03.12.2024
Turquie : la sempiternelle question kurde
Interview
2 décembre 2024
Le conflit entre l’État turc et les nationalistes kurdes remonte aux premières révoltes de cette minorité du sud-est de la Turquie (mais aussi présente en Syrie, Irak et Iran), peu après la chute de l’Empire ottoman. Elle a néanmoins pris un tour nouveau à partir des années 1980, avec le lancement d’une insurrection par le Parti des travailleurs du Kurdistan (PKK), encore en cours aujourd’hui. La stratégie d’Ankara a depuis alterné entre tentatives de dialogue et répression sanglante. Après une période relativement calme, les tensions semblent refaire surface alors qu’une vague d’arrestations vient de frapper plusieurs personnalités kurdes et que le PKK a commis en octobre un attentat à Ankara. Où en est la situation du conflit entre l’État turc et le PKK ? Quelle place y tient le parti kurdiste, le DEM ? Comment expliquer l’attentat d’Ankara ? Comment la question kurde façonne-t-elle la politique de la Turquie au Moyen-Orient ? Les réponses de Didier Billion, directeur-adjoint de l’IRIS et spécialiste de la Turquie
Une vague d’arrestations de personnalités kurdes a eu lieu en Turquie les 26 et 27 novembre. Le gouvernement avait pourtant plusieurs fois semblé montrer des signes d’apaisement envers le parti kurdiste. Comment expliquer cette situation ?
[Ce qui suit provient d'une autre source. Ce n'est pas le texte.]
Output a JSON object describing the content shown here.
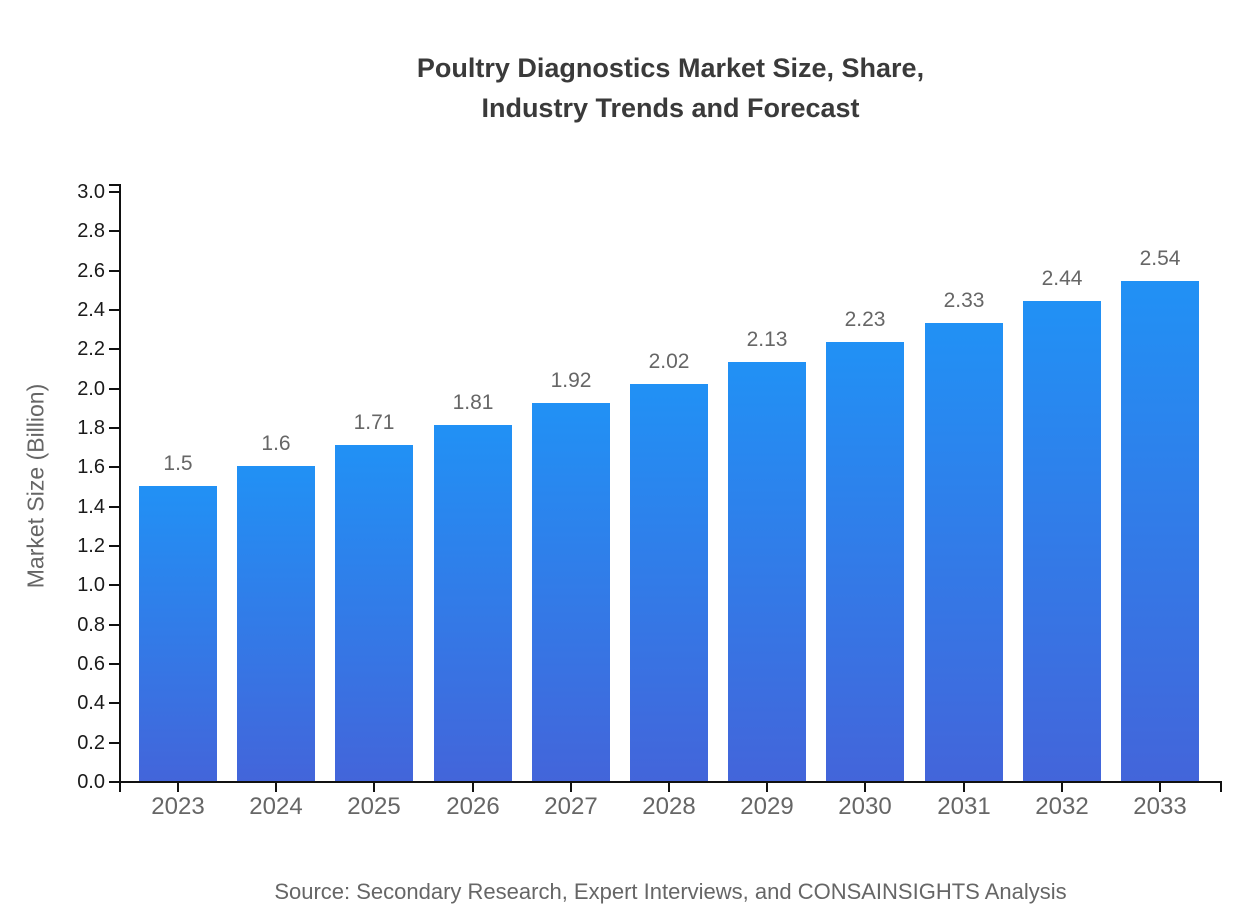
{
  "chart_data": {
    "type": "bar",
    "title_lines": [
      "Poultry Diagnostics Market Size, Share,",
      "Industry Trends and Forecast"
    ],
    "categories": [
      "2023",
      "2024",
      "2025",
      "2026",
      "2027",
      "2028",
      "2029",
      "2030",
      "2031",
      "2032",
      "2033"
    ],
    "values": [
      1.5,
      1.6,
      1.71,
      1.81,
      1.92,
      2.02,
      2.13,
      2.23,
      2.33,
      2.44,
      2.54
    ],
    "value_labels": [
      "1.5",
      "1.6",
      "1.71",
      "1.81",
      "1.92",
      "2.02",
      "2.13",
      "2.23",
      "2.33",
      "2.44",
      "2.54"
    ],
    "xlabel": "",
    "ylabel": "Market Size (Billion)",
    "ylim": [
      0.0,
      3.0
    ],
    "yticks": [
      "0.0",
      "0.2",
      "0.4",
      "0.6",
      "0.8",
      "1.0",
      "1.2",
      "1.4",
      "1.6",
      "1.8",
      "2.0",
      "2.2",
      "2.4",
      "2.6",
      "2.8",
      "3.0"
    ],
    "grid": false,
    "legend": "none",
    "source_note": "Source: Secondary Research, Expert Interviews, and CONSAINSIGHTS Analysis",
    "colors": {
      "bar_gradient_top": "#2191f5",
      "bar_gradient_bottom": "#4365da",
      "axis_line": "#111111",
      "ytick_label": "#1a1a1a",
      "xtick_label": "#666666",
      "value_label": "#666666",
      "title_text": "#3a3a3a",
      "axis_title_text": "#666666",
      "source_text": "#666666"
    }
  }
}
Depuis quelques semaines se succèdent, en effet, en Turquie des signaux politiques apparemment contradictoires. Au mois d’octobre, Devlet Bahçeli, dirigeant du Parti d’action nationaliste, d’extrême droite, connu pour sa radicale et constante opposition aux revendications kurdistes, déclarait qu’il était favorable à ce qu’Abdullah Öcalan – le leader du PKK emprisonné et à l’isolement sur une île depuis plus de 25 ans – puisse venir s’exprimer devant le Parlement pour s’adresser aux députés du parti kurdiste – le Parti de l’égalité des peuples et de la démocratie (DEM), créé en 2023 – et annoncer la fin de la lutte armée.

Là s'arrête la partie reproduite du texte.